The maximum likelihood estimator for \(\mu\) is given by

\[ \frac{\partial}{\partial \mu} \left( \sum_{i=1}^N -\log G(x_i | \mu, \sigma) \right) \bigg\rvert_{\hat{\mu}} = 0 \]

which leads to the familiar sample mean \(\hat{\mu}_\textrm{MLE} = \bar{x} = \frac{1}{N} \sum_{i=1}^N x_i\).

And if we think of the Gaussian parameterized in terms of the variance \(\sigma^2\), instead of the standard deviation \(\sigma\), we find

\[\begin{split} \frac{\partial}{\partial \sigma^2} \left( \sum_{i=1}^N -\log G(x_i | \mu, \sigma) \right) \bigg\rvert_{\widehat{\sigma^2}} = 0 &=& \frac{\partial}{\partial\sigma^2} \sum_{i=1}^N \left( \frac{(x_i - \mu)^2}{2\sigma^2} + \log \sqrt{2 \pi \sigma^2} \right) \\ &=& \sum_{i=1}^N \left( -\frac{(x_i - \mu)^2}{2(\sigma^2)^2} + \frac{1}{2\sigma^2} \right) \end{split}\]

Therefore

\[ \widehat{\sigma^2}_\textrm{MLE} = S_N^2 = {\color{#DC2830}{\frac{1}{N}}} \sum_{i=1}^N (x_i - \bar{x})^2 \]

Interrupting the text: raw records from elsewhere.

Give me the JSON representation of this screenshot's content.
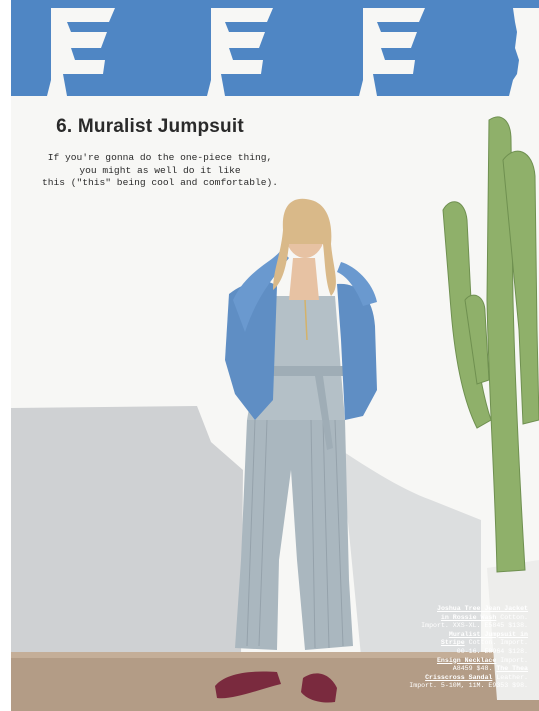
{
  "page": {
    "title": "6. Muralist Jumpsuit",
    "intro_lines": [
      "If you're gonna do the one-piece thing,",
      "you might as well do it like",
      "this (\"this\" being cool and comfortable)."
    ]
  },
  "credits": {
    "item1_name_a": "Joshua Tree Jean Jacket",
    "item1_name_b": "in Rossie Wash",
    "item1_detail_a": "Cotton.",
    "item1_detail_b": "Import. XXS-XL. E5845 $138.",
    "item2_name_a": "Muralist Jumpsuit in",
    "item2_name_b": "Stripe",
    "item2_detail_a": "Cotton. Import.",
    "item2_detail_b": "00-16. E8964 $128.",
    "item3_name": "Ensign Necklace",
    "item3_detail_a": "Import.",
    "item3_detail_b": "A8459 $48.",
    "item4_name_a": "The Thea",
    "item4_name_b": "Crisscross Sandal",
    "item4_detail_a": "Leather.",
    "item4_detail_b": "Import. 5-10M, 11M. E9353 $98."
  },
  "colors": {
    "sky": "#4f86c4",
    "wall": "#f7f7f5",
    "shadow": "#c9cbcd",
    "ground": "#b39c86",
    "cactus": "#8fb06a",
    "denim": "#5f8ec4",
    "jumpsuit": "#aab7bf",
    "sandal": "#7a2a3e",
    "hair": "#d9b989",
    "skin": "#e7c2a3"
  }
}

(Note the MLE is equivariant to reparameterization, so we could have done \(\partial/\partial \sigma)\) and we would arrive at the same answer.)

You may remember that this estimator is biased and that it is Better™ to use instead the unbiased estimator for the variance that includes Bessel’s correction

\[ \widehat{\sigma^2}_\textrm{Bessel} = S^2 = {\color{#0271AE}{\frac{1}{N-1}}} \sum_{i=1}^N (x_i - \bar{x})^2 \]

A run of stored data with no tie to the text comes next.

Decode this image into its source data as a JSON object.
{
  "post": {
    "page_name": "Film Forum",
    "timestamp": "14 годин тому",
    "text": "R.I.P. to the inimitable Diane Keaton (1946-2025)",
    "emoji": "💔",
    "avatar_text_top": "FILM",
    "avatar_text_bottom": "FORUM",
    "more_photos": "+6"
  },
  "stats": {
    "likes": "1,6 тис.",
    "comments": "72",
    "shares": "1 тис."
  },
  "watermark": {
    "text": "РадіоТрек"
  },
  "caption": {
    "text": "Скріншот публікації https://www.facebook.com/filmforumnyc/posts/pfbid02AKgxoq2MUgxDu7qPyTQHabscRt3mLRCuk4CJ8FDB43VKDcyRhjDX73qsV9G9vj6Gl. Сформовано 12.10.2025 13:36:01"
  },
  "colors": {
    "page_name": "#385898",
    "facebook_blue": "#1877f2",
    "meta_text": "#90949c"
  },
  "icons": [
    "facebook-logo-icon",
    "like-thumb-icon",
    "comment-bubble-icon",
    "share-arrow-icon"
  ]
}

You may have even had some points deducted on homework or tests because you forgot to use \(N-1\) instead of \(N\). And you may also remember thinking “That’s silly! What’s the big deal, \(\color{#DC2830}{\frac{1}{N}}\) and \(\color{#0271AE}{\frac{1}{N-1}}\) are essentially the same for large \(N\). And you would be right. That’s the statement that the maximum likelihood estimator is asymptotically unbiased.

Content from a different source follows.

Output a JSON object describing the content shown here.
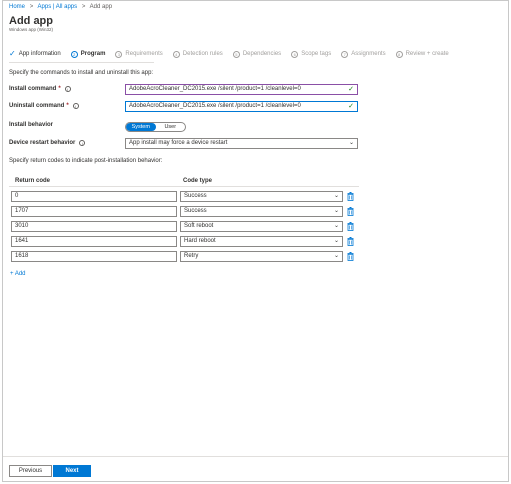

You may have also wanted to estimate the standard deviation and used the seemingly obvious corrolary \(\sqrt{ \color{#0271AE}{\frac{1}{N-1}} \sum_{i=1}^N (x_i - \bar{x})^2}\), being careful to use \(N-1\) like a diligent student of poorly taught statistics. However, that seemingly obvious corrolary is not actually motivated. While \({\color{#0271AE}{\frac{1}{N-1}}} \sum_{i=1}^N (x_i - \bar{x})^2\) is an unbiased estimator for the variance \(\sigma^2\), \(\sqrt{ \color{#0271AE}{\frac{1}{N-1}} \sum_{i=1}^N (x_i - \bar{x})^2}\) is a biased estimator of \(\sigma\)!

Warning

The bias estimator is not equivariant to transformation of the estimator/estimand. This follows from the transformation properties of the the distribution when changing random variables, the Jacobian factor influences the mean.

Caution

What convention is used in np.var(x) and np.std(x)? Check the documentation numpy.std and numpy.var.